WHEREAS, Examples of this judicial activism include, but are not limited to, the United States Supreme Court’s approval of abortion on demand in Roe v. Wade (1973) and its declaration that a popularly held moral disapproval of homosexual sodomy was insufficient grounds for laws prohibiting that behavior in Lawrence v. Texas (2003); and

WHEREAS, Judges increasingly invoke foreign courts and foreign law as partial justification for their opinions, e.g., Atkins v. Virginia (2002); Lawrence v. Texas (2003); Goodridge v. Massachusetts (2003); and, most recently, Roper v.
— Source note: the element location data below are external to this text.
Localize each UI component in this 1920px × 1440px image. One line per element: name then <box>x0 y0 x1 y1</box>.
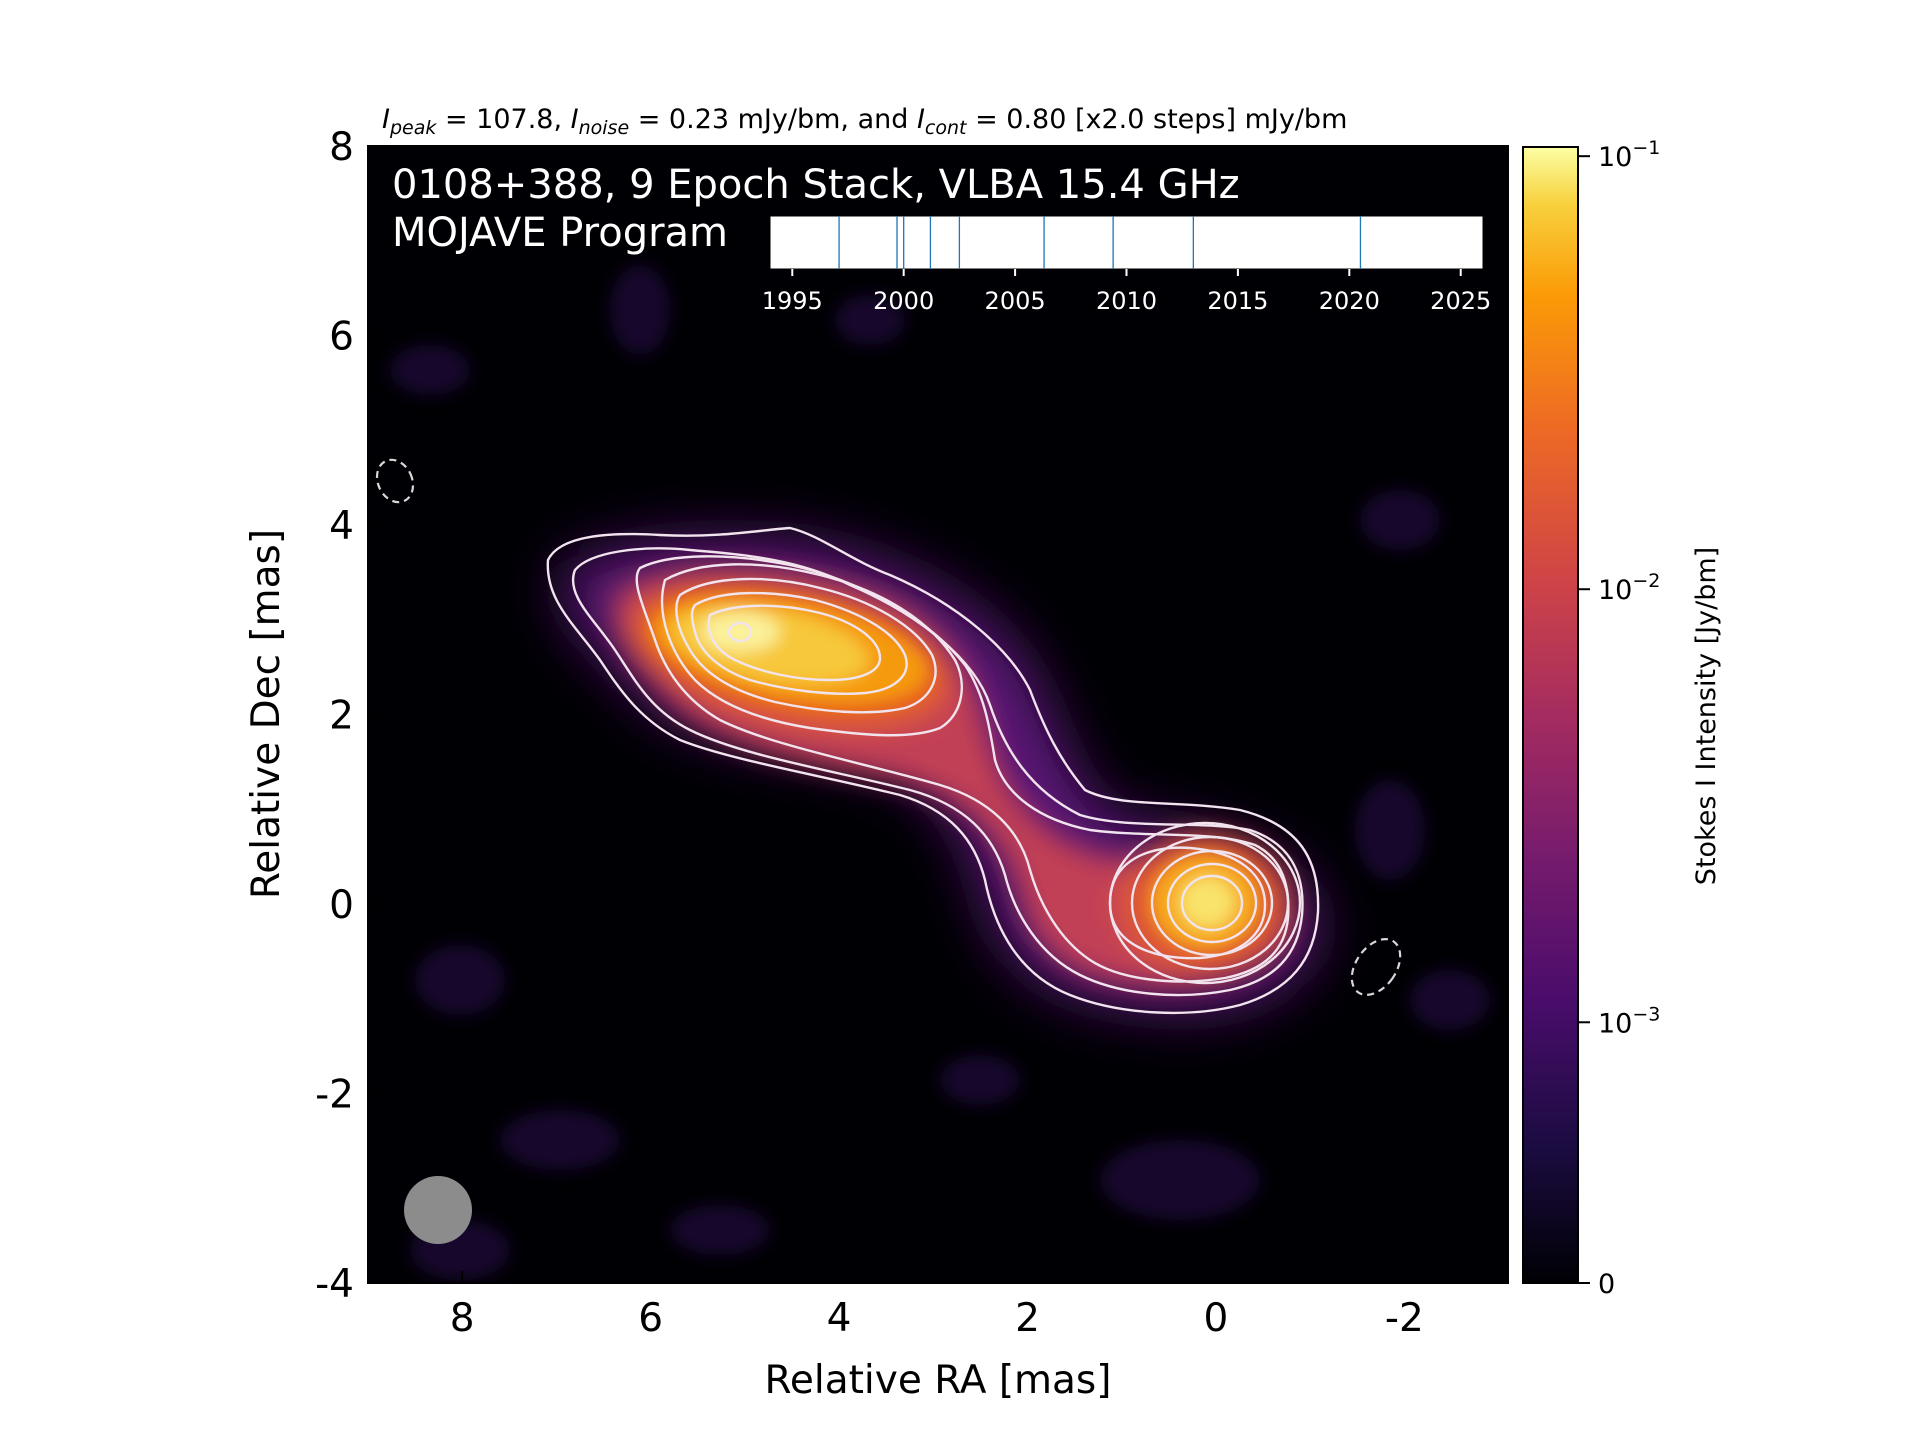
contour-core-5 <box>1180 874 1244 932</box>
contour-core-2 <box>1130 835 1290 971</box>
timeline-tick-label: 2015 <box>1207 287 1268 315</box>
y-tick-label: 0 <box>329 883 354 928</box>
y-tick-label: 8 <box>329 125 354 170</box>
x-tick-label: 6 <box>638 1296 663 1341</box>
colorbar-tick-label: 10−1 <box>1598 137 1660 173</box>
timeline-tick-label: 2020 <box>1319 287 1380 315</box>
contour-level-2 <box>572 547 1304 997</box>
contour-level-7 <box>707 604 882 682</box>
colorbar: 0 10−3 10−2 10−1 Stokes I Intensity [Jy/bm] <box>1522 137 1722 1300</box>
contour-core-4 <box>1166 862 1258 944</box>
colorbar-tick-label: 0 <box>1598 1269 1615 1300</box>
y-tick-label: 4 <box>329 504 354 549</box>
y-tick-label: 6 <box>329 315 354 360</box>
x-tick-label: 8 <box>450 1296 475 1341</box>
x-tick-label: 0 <box>1204 1296 1229 1341</box>
y-axis-label: Relative Dec [mas] <box>244 529 289 899</box>
contour-level-3 <box>635 555 1290 983</box>
timeline-box <box>769 215 1484 270</box>
x-tick-label: 2 <box>1015 1296 1040 1341</box>
timeline-tick-label: 2005 <box>985 287 1046 315</box>
timeline-ticks: 1995 2000 2005 2010 2015 2020 2025 <box>762 269 1491 315</box>
beam-ellipse <box>404 1176 472 1244</box>
y-axis: 8 6 4 2 0 -2 -4 <box>315 125 380 1307</box>
contour-level-6 <box>690 591 908 695</box>
timeline-tick-label: 2025 <box>1430 287 1491 315</box>
intensity-map: 0108+388, 9 Epoch Stack, VLBA 15.4 GHz M… <box>368 146 1508 1283</box>
timeline-tick-label: 2010 <box>1096 287 1157 315</box>
y-tick-label: 2 <box>329 694 354 739</box>
epoch-timeline: 1995 2000 2005 2010 2015 2020 2025 <box>762 215 1491 315</box>
colorbar-label: Stokes I Intensity [Jy/bm] <box>1691 547 1722 885</box>
header-stats: Ipeak = 107.8, Inoise = 0.23 mJy/bm, and… <box>382 104 1347 139</box>
colorbar-gradient <box>1522 146 1579 1284</box>
y-tick-label: -4 <box>315 1262 354 1307</box>
x-tick-label: -2 <box>1385 1296 1424 1341</box>
colorbar-tick-label: 10−2 <box>1598 570 1660 606</box>
plot-title: 0108+388, 9 Epoch Stack, VLBA 15.4 GHz <box>392 162 1240 208</box>
timeline-tick-label: 2000 <box>873 287 934 315</box>
contour-level-4 <box>660 563 963 737</box>
plot-subtitle: MOJAVE Program <box>392 210 728 256</box>
dashed-ellipse-left <box>375 458 415 504</box>
noise-background <box>390 265 1490 1280</box>
contour-level-5 <box>675 577 937 714</box>
contours <box>546 526 1320 1015</box>
y-tick-label: -2 <box>315 1073 354 1118</box>
x-axis-label: Relative RA [mas] <box>765 1358 1112 1403</box>
x-tick-label: 4 <box>827 1296 852 1341</box>
contour-core-6 <box>1108 846 1267 960</box>
dashed-ellipse-right <box>1350 938 1402 996</box>
timeline-tick-label: 1995 <box>762 287 823 315</box>
contour-level-1 <box>546 526 1320 1015</box>
x-axis: 8 6 4 2 0 -2 <box>450 1271 1424 1341</box>
colorbar-ticks: 0 10−3 10−2 10−1 <box>1578 137 1660 1300</box>
colorbar-tick-label: 10−3 <box>1598 1003 1660 1039</box>
timeline-epochs <box>838 216 1362 269</box>
contour-hotspot-peak <box>727 621 753 643</box>
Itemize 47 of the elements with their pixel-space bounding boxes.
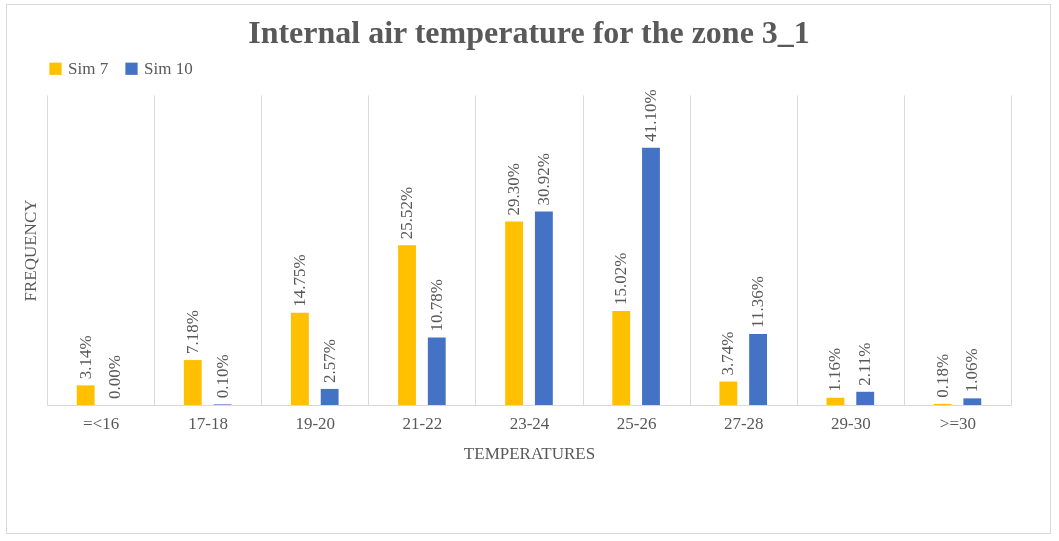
data-label: 14.75% — [289, 254, 309, 307]
data-label: 1.16% — [825, 347, 845, 392]
bar — [76, 385, 95, 405]
y-axis-title: FREQUENCY — [20, 199, 40, 302]
bar — [963, 398, 982, 405]
bar — [320, 388, 339, 405]
bar — [856, 391, 875, 405]
x-tick-label: =<16 — [82, 413, 120, 433]
legend-label: Sim 7 — [68, 58, 109, 78]
data-label: 30.92% — [533, 153, 553, 206]
chart-title: Internal air temperature for the zone 3_1 — [248, 14, 810, 50]
data-label: 25.52% — [397, 186, 417, 240]
data-label: 0.18% — [932, 353, 952, 398]
data-label: 0.10% — [212, 354, 232, 399]
data-label: 15.02% — [611, 252, 631, 305]
data-label: 7.18% — [182, 310, 202, 355]
x-tick-label: 19-20 — [295, 413, 336, 433]
x-tick-label: 25-26 — [616, 413, 657, 433]
bar — [719, 381, 738, 405]
x-tick-label: 17-18 — [188, 413, 228, 433]
data-label: 41.10% — [640, 89, 660, 142]
data-label: 3.14% — [75, 335, 95, 380]
data-label: 2.57% — [319, 338, 339, 383]
x-tick-label: 27-28 — [723, 413, 764, 433]
bar — [427, 337, 446, 405]
x-axis-title: TEMPERATURES — [463, 443, 596, 463]
bar — [505, 221, 524, 405]
bar — [642, 147, 660, 405]
data-label: 0.00% — [105, 355, 125, 399]
x-tick-label: 21-22 — [402, 413, 443, 433]
bar — [826, 397, 845, 405]
data-label: 3.74% — [718, 331, 738, 376]
bar — [534, 211, 553, 405]
x-tick-label: >=30 — [939, 413, 977, 433]
bar — [612, 310, 631, 405]
bar — [290, 312, 309, 405]
bar — [183, 360, 202, 405]
bar — [398, 245, 416, 405]
data-label: 2.11% — [855, 342, 875, 386]
legend-label: Sim 10 — [144, 58, 193, 78]
bar — [749, 333, 768, 405]
data-label: 29.30% — [504, 163, 524, 216]
data-label: 10.78% — [426, 279, 446, 332]
x-tick-label: 29-30 — [831, 413, 871, 433]
x-tick-label: 23-24 — [509, 413, 550, 433]
data-label: 11.36% — [748, 276, 768, 328]
data-label: 1.06% — [962, 348, 982, 393]
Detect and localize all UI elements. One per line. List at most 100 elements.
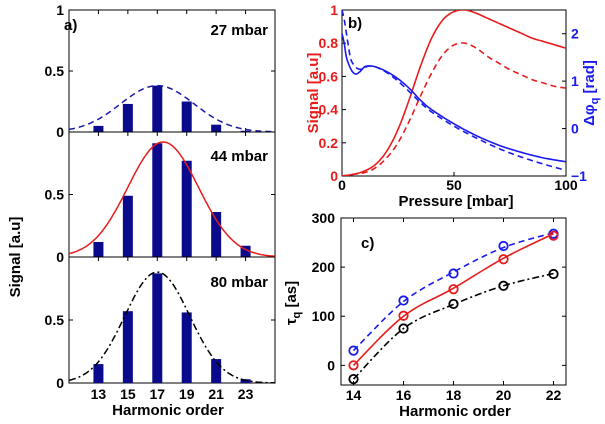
y-tick-label: 0	[56, 375, 64, 391]
fit-curve	[68, 141, 276, 257]
y-tick-label-left: 0.4	[319, 102, 339, 118]
bar	[211, 124, 222, 132]
x-tick-label: 0	[338, 177, 346, 193]
bar	[240, 379, 251, 383]
y-tick-label: 200	[312, 259, 336, 275]
x-tick-label: 18	[446, 387, 462, 403]
series-solid-red-line	[352, 232, 554, 366]
panel-c-y-axis-symbol: τ	[283, 318, 300, 325]
panel-c-y-axis-unit: [as]	[283, 281, 300, 312]
signal-dashed-line	[342, 42, 566, 176]
series-solid-red-point	[448, 284, 459, 295]
bar	[152, 273, 163, 383]
panel-c-x-axis-label: Harmonic order	[399, 403, 511, 420]
phase-solid-line	[342, 33, 566, 163]
series-dashdot-black-point	[348, 374, 359, 385]
y-tick-label: 0.5	[45, 187, 65, 203]
bar	[93, 242, 104, 257]
plot-frame	[341, 9, 567, 177]
y-tick-label-right: −1	[571, 168, 587, 184]
bar	[240, 245, 251, 257]
y-tick-label: 0.5	[45, 312, 65, 328]
bar	[122, 195, 133, 257]
x-tick-label: 14	[346, 387, 362, 403]
x-tick-label: 17	[149, 386, 165, 402]
bar	[240, 130, 251, 132]
y-tick-label: 0.5	[45, 63, 65, 79]
x-tick-label: 100	[554, 177, 578, 193]
bar	[181, 160, 192, 257]
x-tick-label: 15	[120, 386, 136, 402]
bar	[93, 364, 104, 383]
panel-a-y-axis-label: Signal [a.u]	[7, 217, 24, 298]
panel-a: 00.51 00.5 00.513 15 17 19 21 23 a) 27 mbar 4…	[7, 2, 276, 419]
panel-b-x-axis-label: Pressure [mbar]	[398, 193, 513, 210]
series-dashdot-black-point	[398, 323, 409, 334]
bar	[181, 101, 192, 132]
y-tick-label: 0	[56, 249, 64, 265]
panel-a-subplot-80mbar: 0 0.5 13 15 17 19 21 23	[45, 256, 276, 402]
series-solid-red-point	[398, 310, 409, 321]
bar	[181, 312, 192, 383]
x-tick-label: 19	[179, 386, 195, 402]
bar	[152, 85, 163, 132]
x-tick-label: 50	[446, 177, 462, 193]
panel-b-right-axis-subscript: q	[589, 98, 601, 105]
series-dashed-blue-line	[352, 231, 554, 352]
panel-c-y-axis-label: τq [as]	[283, 281, 303, 325]
y-tick-label-left: 0.8	[319, 35, 339, 51]
x-tick-label: 16	[396, 387, 412, 403]
y-tick-label: 0	[56, 124, 64, 140]
series-dashed-blue-point	[498, 240, 509, 252]
series-dashdot-black-line	[352, 272, 554, 380]
panel-b-right-axis-symbol: Δφ	[581, 104, 598, 126]
y-tick-label-right: 1	[571, 73, 579, 89]
panel-b-right-axis-unit: [rad]	[581, 60, 598, 98]
series-solid-red-point	[548, 230, 559, 241]
bar	[211, 212, 222, 257]
plot-frame	[68, 256, 276, 384]
fit-curve	[68, 84, 275, 133]
panel-c: 0 100 200 300 14 16 18 20 22 c) τq [as] Harmonic…	[283, 210, 567, 420]
panel-a-label: a)	[64, 17, 77, 34]
x-tick-label: 23	[238, 386, 254, 402]
series-dashed-blue-point	[348, 345, 359, 356]
series-solid-red-point	[348, 360, 359, 371]
panel-a-x-axis-label: Harmonic order	[112, 402, 224, 419]
y-tick-label-left: 1	[330, 2, 338, 18]
signal-solid-line	[342, 10, 566, 176]
y-tick-label-left: 0.6	[319, 68, 339, 84]
panel-b-plot: 0 0.2 0.4 0.6 0.8 1 −1 0 1 2 0 50 100	[319, 2, 588, 193]
x-tick-label: 20	[496, 387, 512, 403]
subplot-label-44mbar: 44 mbar	[210, 148, 268, 165]
panel-b-left-axis-label: Signal [a.u]	[305, 53, 322, 134]
x-tick-label: 21	[208, 386, 224, 402]
bar	[152, 143, 163, 257]
series-dashdot-black-point	[498, 280, 509, 291]
x-tick-label: 22	[546, 387, 562, 403]
panel-c-label: c)	[361, 235, 374, 252]
panel-a-subplot-27mbar: 00.51	[45, 2, 276, 140]
y-tick-label: 1	[56, 2, 64, 18]
subplot-label-80mbar: 80 mbar	[210, 274, 268, 291]
y-tick-label: 100	[312, 308, 336, 324]
bar	[93, 125, 104, 132]
series-dashdot-black-point	[548, 268, 559, 280]
panel-b-label: b)	[348, 15, 362, 32]
y-tick-label-right: 2	[571, 26, 579, 42]
plot-frame	[68, 9, 276, 133]
panel-a-subplot-44mbar: 00.5	[45, 131, 276, 265]
series-dashed-blue-point	[398, 295, 409, 306]
series-dashdot-black-point	[448, 298, 459, 310]
y-tick-label: 300	[312, 210, 336, 226]
y-tick-label-left: 0	[330, 168, 338, 184]
bar	[122, 311, 133, 383]
bar	[122, 103, 133, 132]
series-solid-red-point	[498, 254, 509, 265]
panel-b: 0 0.2 0.4 0.6 0.8 1 −1 0 1 2 0 50 100 b) Signal [a.u…	[305, 2, 601, 210]
y-tick-label: 0	[327, 357, 335, 373]
phase-dashed-line	[342, 10, 566, 172]
panel-b-right-axis-label: Δφq [rad]	[581, 60, 601, 126]
bar	[211, 359, 222, 383]
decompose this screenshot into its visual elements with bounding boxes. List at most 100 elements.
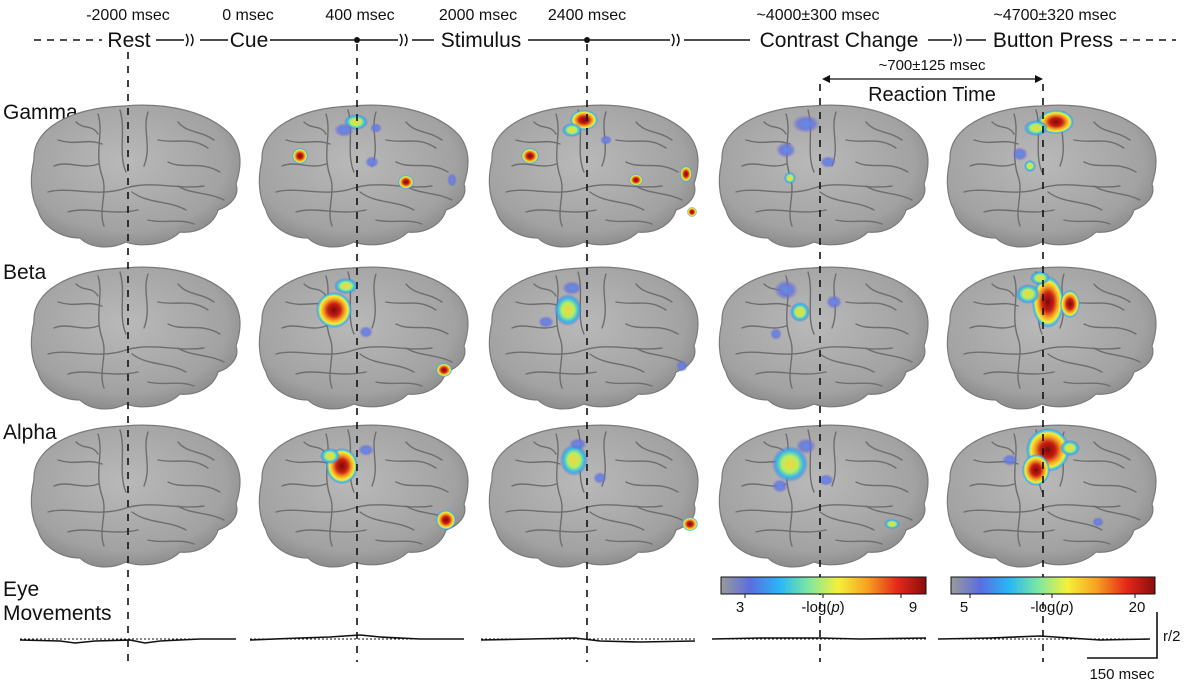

Simmons (2005); and

WHEREAS, In recent years the president has appointed judges he believes are strict constructionists, who would interpret the Constitution rather than make law; and

WHEREAS, The Constitution is clear regarding the nomination and confirmation process: “He (the president) shall nominate, and by and with the Advice and Consent of the Senate, shall appoint Ambassadors, other public Ministers and Consuls, Judges of the Supreme Court and all other Officers of the United States” (U.S. Constitution, art. 2, sec. 2); and

WHEREAS, Many United States senators have recently defaulted on their explicit constitutional responsibility to vote as a body to confirm or deny the president’s appointees to various positions in the federal court system by filibustering the confirmation of some of the president’s judicial nominees or by engaging in other acts of obstruction; and

WHEREAS, These obstructionist activities have disproportionately targeted nominees who hold biblical convictions on issues such as the sanctity of life and the definition of marriage; and

WHEREAS, This dereliction of duty constitutes a deplorable and intolerable impediment to good government; and

WHEREAS, It is likely that the president will have the opportunity to appoint one or more Supreme Court justices during the remainder of his term, setting off an intense battle unless fairness is restored to the judicial confirmation process; now, therefore, be it

RESOLVED, That the messengers to the Southern Baptist Convention meeting in Nashville, Tennessee, June 21-22, 2005, call on the United States Senate to return to the constitutionally established principle and two-hundred-year-old practice of basing “advice and consent” decisions on a simple majority vote of the Senate; and be it further

RESOLVED, That we call upon all future presidents to nominate strict constructionist judges who will interpret rather than make law; and be it further

RESOLVED, That we call upon Southern Baptists and all members of the Body of Christ to provide their United States senators with verbal and written encouragement to stop the obstruction of judicial nominees; and be it finally

RESOLVED, That we commend Tennessee Senator Bill Frist for courageously standing in the gap in his position as Senate majority leader, defending the appointment of fair and impartial judges to the federal bench and insisting upon their right to a vote of confirmation by the full Senate.